Seufzend wandte ich mich Esteban wieder zu, der jedoch noch nachdenklich Richtung Tür schaute.
"Worüber denkst du nach?", erkundigte ich mich, wobei ich eine Hand auf seine Brust legte und dadurch seinen Herzschlag spüren konnte. Esteban schaute mich an.
"Kannst du mir mein Handy besorgen?"
"Damit du und Lando Kontakt habt?", hakte ich nach.
"Ich möchte nicht, dass er einen erneuten Sturz riskiert, indem er heute Nacht wieder herkommt, aber ich weiß auch nicht, ob er die Nacht allein übersteht. Vielleicht würde es schon helfen, wenn wir telefonieren. Es wäre zumindest ein Versuch wert." Unsicher sah ich den Jüngeren an.
"Meinst du nicht, dass du dich auf deine Genesung konzentrieren solltest? Lando kann doch genauso gut mit Carlos oder Oscar reden."
"Ist das ein Nein?", kam Esteban auf seine ursprüngliche Frage zurück.
"Dann würdest du Lance oder Mick darum bitten."
"Oscar würde es sicher auch tun. Für ihn wäre es nur etwas schwieriger ans Handy heran zu kommen als für dich." Seufzend nickte ich.
"Okay, ich besorg dir dein Handy." Esteban legte seine Hand auf meine, die noch immer auf seine Brust lag.
"Danke." Sanft drückte er meine Hand, wobei er mich anlächelte. Ehe ich noch etwas erwidern konnte, öffnete sich die Zimmertür ein weiteres Mal. Mick betrat gefolgt von Lance das Zimmer.

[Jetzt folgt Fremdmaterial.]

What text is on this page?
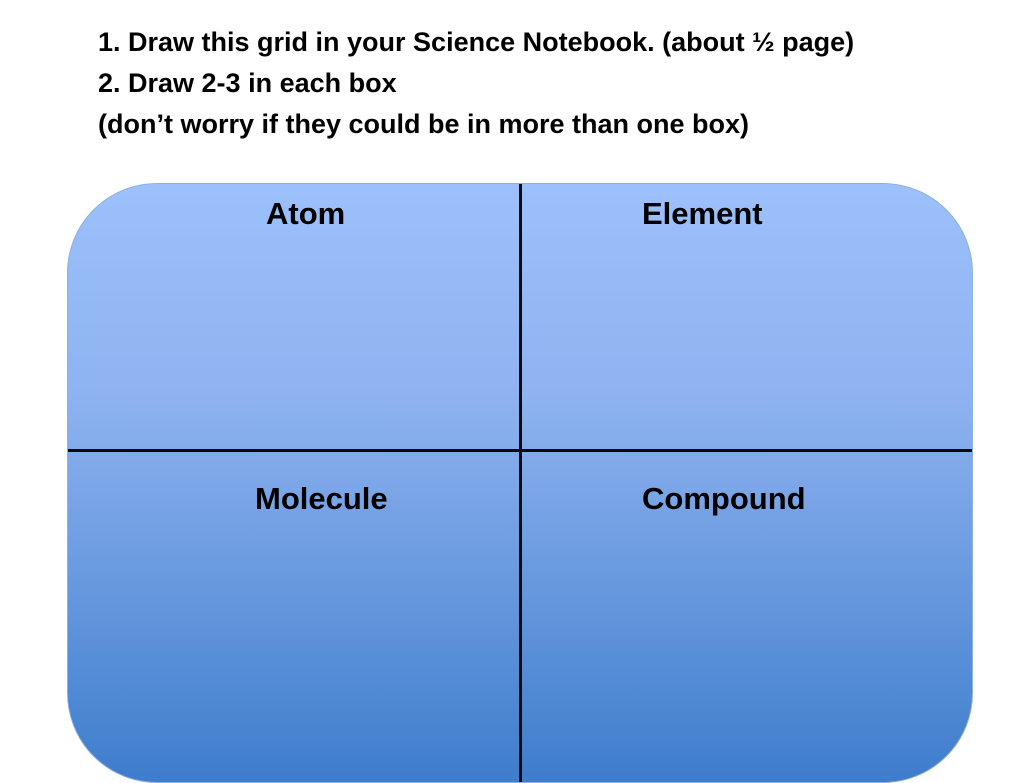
1. Draw this grid in your Science Notebook. (about ½ page)
2. Draw 2-3 in each box
(don’t worry if they could be in more than one box)

Atom	Element

Molecule	Compound
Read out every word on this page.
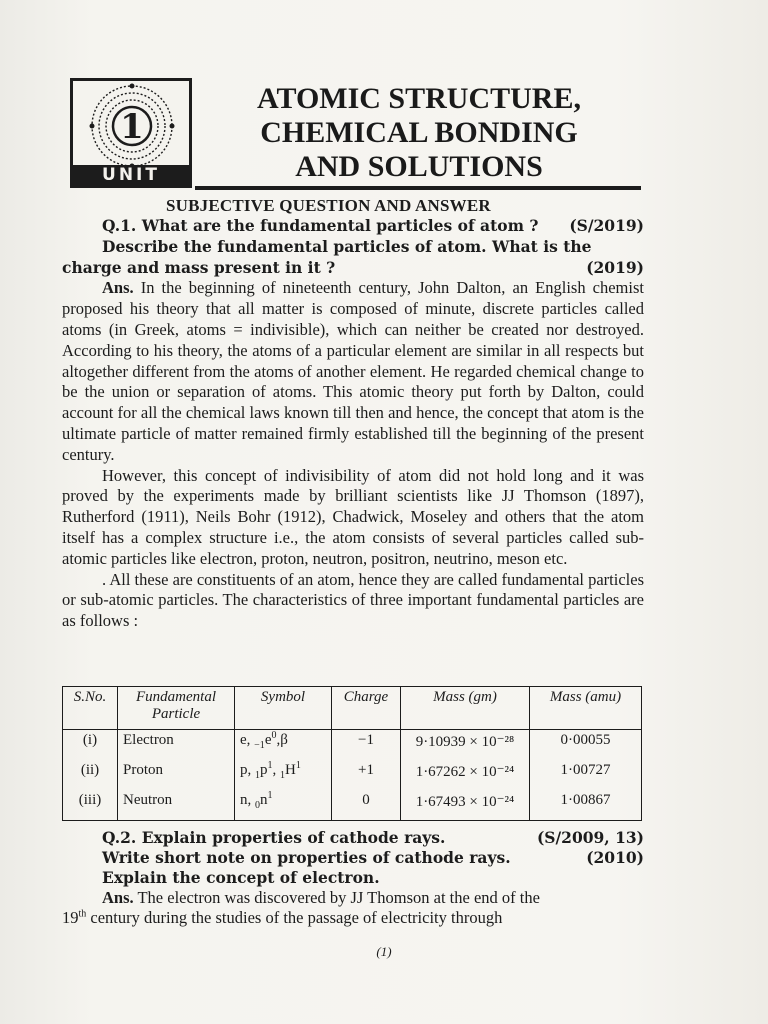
1
UNIT
ATOMIC STRUCTURE,
CHEMICAL BONDING
AND SOLUTIONS
SUBJECTIVE QUESTION AND ANSWER
Q.1. What are the fundamental particles of atom ? (S/2019)
Describe the fundamental particles of atom. What is the
charge and mass present in it ?	(2019)

Ans. In the beginning of nineteenth century, John Dalton, an English chemist proposed his theory that all matter is composed of minute, discrete particles called atoms (in Greek, atoms = indivisible), which can neither be created nor destroyed. According to his theory, the atoms of a particular element are similar in all respects but altogether different from the atoms of another element. He regarded chemical change to be the union or separation of atoms. This atomic theory put forth by Dalton, could account for all the chemical laws known till then and hence, the concept that atom is the ultimate particle of matter remained firmly established till the beginning of the present century.

However, this concept of indivisibility of atom did not hold long and it was proved by the experiments made by brilliant scientists like JJ Thomson (1897), Rutherford (1911), Neils Bohr (1912), Chadwick, Moseley and others that the atom itself has a complex structure i.e., the atom consists of several particles called sub-atomic particles like electron, proton, neutron, positron, neutrino, meson etc.

. All these are constituents of an atom, hence they are called fundamental particles or sub-atomic particles. The characteristics of three important fundamental particles are as follows :

S.No.	Fundamental Particle	Symbol	Charge	Mass (gm)	Mass (amu)
(i)	Electron	e, $_{-1}e^0,\beta$	−1	9·10939 × 10⁻²⁸	0·00055
(ii)	Proton	p, $_1p^1$, $_1H^1$	+1	1·67262 × 10⁻²⁴	1·00727
(iii)	Neutron	n, $_0n^1$	0	1·67493 × 10⁻²⁴	1·00867
Q.2. Explain properties of cathode rays.	(S/2009, 13)
Write short note on properties of cathode rays.	(2010)
Explain the concept of electron.

Ans. The electron was discovered by JJ Thomson at the end of the

19th century during the studies of the passage of electricity through

(1)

"Was Schach angeht, ist Lance ein hoffnungsloser Fall", beklagte Mick sich. Lance trat näher ans Bett. Mit hochgezogener Augenbraue blickte er von der unberührten Suppe zu Esteban und weiter zu mir.
"Ich geh das Handy besorgen", entschloss ich und erhob mich vom Bett. Unsicher blickte ich zu Esteban. Wir hatten uns geküsst, zumindest ganz kurz, doch deswegen wusste ich trotzdem nicht, ob er meine Gefühle erwidert, wie es mit uns weitergehen sollte, ob es überhaupt ein uns gab oder wie ich mich verabschieden sollte.
"Ich warte hier auf dich", erwiderte Esteban, weswegen ich lächelnd die Augen verdrehte.
"Ich weiß. Charles und Kevin haben heute auch schon angemerkt, dass du mir zur Zeit nicht wegrennen kannst."
"Wieso sollte Esteban vor dir wegrennen?", hakte Mick irritiert nach.
"Du redest mit Charles und Kevin über mich?", hinterfragte Esteban. Mein Blick fiel auf Lance, der sich zurück auf die Bettkante gesetzt hatte und aufmerksam zwischen Esteban und mir hin und herschaut. Für einen Moment überlegte ich, ob er vielleicht doch mehr über uns wusste, als er beim Gespräch am Morgen hatte durchblicken lassen.
"Bis später", ließ ich die Fragen unbeantwortet und machte mich stattdessen auf den Weg, um in Erfahrung zu bringen, wohin man Estebans persönlichen Sachen aus dem Fahrerzimmer nach dem Unfall gebracht hatte.